# After Effects Sandwind



## Webesek (3. März 2012)

Hallo Leute

habe mal ne kurze frage habe eben dieses Video gesehen und die Animation gefällt mir total.

http://www.youtube.com/watch?v=j3vE9MMRRVU

Meine frage ist ob die Erstellung der Animation in AE möglich wäre und was ich dafür benötige..?

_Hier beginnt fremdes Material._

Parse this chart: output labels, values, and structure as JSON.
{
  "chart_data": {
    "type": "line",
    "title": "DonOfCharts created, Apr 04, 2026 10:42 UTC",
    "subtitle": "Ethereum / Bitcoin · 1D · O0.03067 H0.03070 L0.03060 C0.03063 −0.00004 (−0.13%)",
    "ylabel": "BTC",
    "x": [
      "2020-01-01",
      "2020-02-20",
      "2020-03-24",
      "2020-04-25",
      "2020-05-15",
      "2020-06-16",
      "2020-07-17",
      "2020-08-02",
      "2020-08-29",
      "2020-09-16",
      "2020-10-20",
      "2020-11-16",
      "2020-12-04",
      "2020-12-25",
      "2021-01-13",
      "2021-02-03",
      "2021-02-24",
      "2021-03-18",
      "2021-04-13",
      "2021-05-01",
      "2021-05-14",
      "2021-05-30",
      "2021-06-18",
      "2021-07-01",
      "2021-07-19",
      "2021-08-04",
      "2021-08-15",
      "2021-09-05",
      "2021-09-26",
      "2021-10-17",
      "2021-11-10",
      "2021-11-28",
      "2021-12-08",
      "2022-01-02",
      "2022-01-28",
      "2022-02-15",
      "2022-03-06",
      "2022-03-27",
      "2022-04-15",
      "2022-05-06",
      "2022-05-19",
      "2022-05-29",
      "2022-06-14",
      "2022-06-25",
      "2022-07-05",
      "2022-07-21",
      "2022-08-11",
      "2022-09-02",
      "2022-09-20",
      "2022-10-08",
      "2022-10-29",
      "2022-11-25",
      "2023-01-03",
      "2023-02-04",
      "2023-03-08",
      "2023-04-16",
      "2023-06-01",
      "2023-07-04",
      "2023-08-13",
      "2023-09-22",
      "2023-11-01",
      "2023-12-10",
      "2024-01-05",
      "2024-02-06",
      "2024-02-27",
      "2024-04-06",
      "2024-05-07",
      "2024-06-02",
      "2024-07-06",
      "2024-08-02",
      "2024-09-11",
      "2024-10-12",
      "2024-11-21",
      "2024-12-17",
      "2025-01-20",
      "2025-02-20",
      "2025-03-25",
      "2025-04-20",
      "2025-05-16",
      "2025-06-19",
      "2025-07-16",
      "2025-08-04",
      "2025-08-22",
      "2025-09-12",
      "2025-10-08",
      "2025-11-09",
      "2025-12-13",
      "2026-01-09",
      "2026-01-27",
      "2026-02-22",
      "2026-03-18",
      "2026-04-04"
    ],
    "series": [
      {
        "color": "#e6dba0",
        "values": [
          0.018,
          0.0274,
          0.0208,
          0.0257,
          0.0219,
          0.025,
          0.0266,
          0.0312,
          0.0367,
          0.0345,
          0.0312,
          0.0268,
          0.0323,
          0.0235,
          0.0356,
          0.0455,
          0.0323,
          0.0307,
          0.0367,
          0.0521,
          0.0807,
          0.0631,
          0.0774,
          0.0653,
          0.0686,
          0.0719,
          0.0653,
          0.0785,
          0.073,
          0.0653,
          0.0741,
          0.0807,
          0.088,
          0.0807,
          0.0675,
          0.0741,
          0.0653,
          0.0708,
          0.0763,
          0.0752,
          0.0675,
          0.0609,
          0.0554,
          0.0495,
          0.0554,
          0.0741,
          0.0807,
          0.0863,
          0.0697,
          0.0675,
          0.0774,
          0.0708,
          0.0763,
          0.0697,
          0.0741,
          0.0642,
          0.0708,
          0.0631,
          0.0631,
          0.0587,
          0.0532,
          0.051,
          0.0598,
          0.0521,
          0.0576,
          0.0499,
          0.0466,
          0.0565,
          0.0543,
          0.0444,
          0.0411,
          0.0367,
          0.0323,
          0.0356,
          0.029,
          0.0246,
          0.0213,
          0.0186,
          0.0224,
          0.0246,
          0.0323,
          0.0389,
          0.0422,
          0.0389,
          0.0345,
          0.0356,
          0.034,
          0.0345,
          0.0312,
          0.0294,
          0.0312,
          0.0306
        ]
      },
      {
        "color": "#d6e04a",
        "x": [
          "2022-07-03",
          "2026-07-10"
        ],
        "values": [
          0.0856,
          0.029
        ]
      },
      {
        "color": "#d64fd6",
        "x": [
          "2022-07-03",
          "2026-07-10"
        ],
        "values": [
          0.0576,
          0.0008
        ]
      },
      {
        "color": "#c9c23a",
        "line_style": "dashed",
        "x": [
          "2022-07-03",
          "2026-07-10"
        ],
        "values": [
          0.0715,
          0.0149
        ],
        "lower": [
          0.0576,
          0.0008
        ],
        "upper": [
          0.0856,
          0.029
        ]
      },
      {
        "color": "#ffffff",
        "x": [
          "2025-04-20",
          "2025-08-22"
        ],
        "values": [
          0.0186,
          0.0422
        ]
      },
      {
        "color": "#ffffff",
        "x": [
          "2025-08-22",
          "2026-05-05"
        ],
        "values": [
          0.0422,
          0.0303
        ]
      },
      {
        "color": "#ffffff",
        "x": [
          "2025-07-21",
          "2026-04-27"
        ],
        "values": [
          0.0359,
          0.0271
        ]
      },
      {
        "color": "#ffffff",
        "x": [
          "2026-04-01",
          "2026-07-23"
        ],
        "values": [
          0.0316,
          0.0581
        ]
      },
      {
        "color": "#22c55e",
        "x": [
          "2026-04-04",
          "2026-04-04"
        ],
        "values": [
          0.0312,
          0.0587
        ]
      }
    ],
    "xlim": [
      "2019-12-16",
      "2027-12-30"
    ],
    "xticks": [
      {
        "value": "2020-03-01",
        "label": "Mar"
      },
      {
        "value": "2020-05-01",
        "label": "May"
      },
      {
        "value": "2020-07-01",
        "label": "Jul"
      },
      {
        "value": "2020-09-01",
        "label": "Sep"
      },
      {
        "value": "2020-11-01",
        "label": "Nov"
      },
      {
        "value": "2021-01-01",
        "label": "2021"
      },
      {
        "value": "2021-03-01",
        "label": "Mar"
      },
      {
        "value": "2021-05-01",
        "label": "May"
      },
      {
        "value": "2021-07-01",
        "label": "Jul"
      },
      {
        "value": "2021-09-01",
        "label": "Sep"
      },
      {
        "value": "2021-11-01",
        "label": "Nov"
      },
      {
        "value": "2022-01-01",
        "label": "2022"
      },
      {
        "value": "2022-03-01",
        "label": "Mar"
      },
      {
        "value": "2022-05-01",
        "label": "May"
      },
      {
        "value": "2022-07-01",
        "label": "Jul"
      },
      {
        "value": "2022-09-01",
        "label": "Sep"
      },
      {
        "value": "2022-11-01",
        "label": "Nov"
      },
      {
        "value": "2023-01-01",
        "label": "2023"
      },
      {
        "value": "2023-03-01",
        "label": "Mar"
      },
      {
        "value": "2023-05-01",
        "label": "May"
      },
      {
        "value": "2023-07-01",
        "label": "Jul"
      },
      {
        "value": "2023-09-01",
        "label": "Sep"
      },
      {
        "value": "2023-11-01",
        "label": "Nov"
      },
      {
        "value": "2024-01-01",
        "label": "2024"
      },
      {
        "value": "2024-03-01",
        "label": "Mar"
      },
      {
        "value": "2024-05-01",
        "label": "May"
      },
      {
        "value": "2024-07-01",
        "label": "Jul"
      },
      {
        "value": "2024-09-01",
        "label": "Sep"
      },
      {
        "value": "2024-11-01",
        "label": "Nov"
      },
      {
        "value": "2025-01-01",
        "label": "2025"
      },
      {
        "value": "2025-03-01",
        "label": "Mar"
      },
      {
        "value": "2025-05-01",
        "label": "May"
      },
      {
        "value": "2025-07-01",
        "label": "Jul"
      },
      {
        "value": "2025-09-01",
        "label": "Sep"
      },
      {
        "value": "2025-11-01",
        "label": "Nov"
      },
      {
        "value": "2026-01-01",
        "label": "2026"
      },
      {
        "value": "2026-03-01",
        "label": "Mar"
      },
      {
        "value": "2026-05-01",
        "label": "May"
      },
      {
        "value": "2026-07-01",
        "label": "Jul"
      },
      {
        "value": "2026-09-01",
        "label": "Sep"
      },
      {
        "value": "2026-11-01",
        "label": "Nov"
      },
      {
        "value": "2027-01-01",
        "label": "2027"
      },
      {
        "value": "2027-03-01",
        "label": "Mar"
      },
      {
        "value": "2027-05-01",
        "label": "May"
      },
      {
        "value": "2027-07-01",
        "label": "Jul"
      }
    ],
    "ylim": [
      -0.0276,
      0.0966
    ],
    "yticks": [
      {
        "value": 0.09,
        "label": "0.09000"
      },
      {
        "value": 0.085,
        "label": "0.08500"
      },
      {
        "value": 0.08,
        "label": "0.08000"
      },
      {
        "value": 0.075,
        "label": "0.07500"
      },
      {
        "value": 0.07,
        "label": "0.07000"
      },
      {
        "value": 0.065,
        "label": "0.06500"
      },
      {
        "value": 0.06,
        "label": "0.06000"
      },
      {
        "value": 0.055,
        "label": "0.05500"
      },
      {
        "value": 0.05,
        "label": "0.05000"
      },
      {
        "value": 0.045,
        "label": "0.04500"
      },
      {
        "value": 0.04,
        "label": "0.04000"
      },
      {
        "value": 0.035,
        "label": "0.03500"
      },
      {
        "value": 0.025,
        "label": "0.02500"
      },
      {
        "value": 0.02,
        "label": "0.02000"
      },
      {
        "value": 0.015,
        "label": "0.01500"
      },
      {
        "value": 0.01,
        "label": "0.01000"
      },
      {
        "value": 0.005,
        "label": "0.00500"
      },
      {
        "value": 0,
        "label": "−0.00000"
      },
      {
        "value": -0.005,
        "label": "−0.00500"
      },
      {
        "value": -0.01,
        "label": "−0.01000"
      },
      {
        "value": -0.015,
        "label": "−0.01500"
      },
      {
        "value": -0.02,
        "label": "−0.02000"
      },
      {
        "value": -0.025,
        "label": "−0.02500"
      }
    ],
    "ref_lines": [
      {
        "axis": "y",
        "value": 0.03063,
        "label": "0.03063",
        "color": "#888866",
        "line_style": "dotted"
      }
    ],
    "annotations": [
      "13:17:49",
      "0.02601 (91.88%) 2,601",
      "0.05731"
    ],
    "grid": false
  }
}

Vor allem stell ich mir die frage wie ich diese Abgrenzung hinbekommen soll was so aussieht wie ein Boden.

LG

Bilal


----------



## Karanja (31. März 2012)

Der Sandeffekt wurde mit einem 3D Programm gemacht. Hat er auch bei seiner Beschreibung geschrieben.  Ich denke er hat 3D Max und Thinking Particles (ParticleFlow) benutzt.
Und ja die animation ist in AE so möglich.
Du brauchst die Partikel als Film oder besser noch in Einzelbilder mit Alpha Kanal, die Schriftart Helvetica für den Schriftzug.
Für die spiegelung am Boden wird dir dieses tutorial sicher weiter helfen können:

http://aftereffects-screencast.de/blog/aftereffects-ep21-3d-spiegelungen/


----------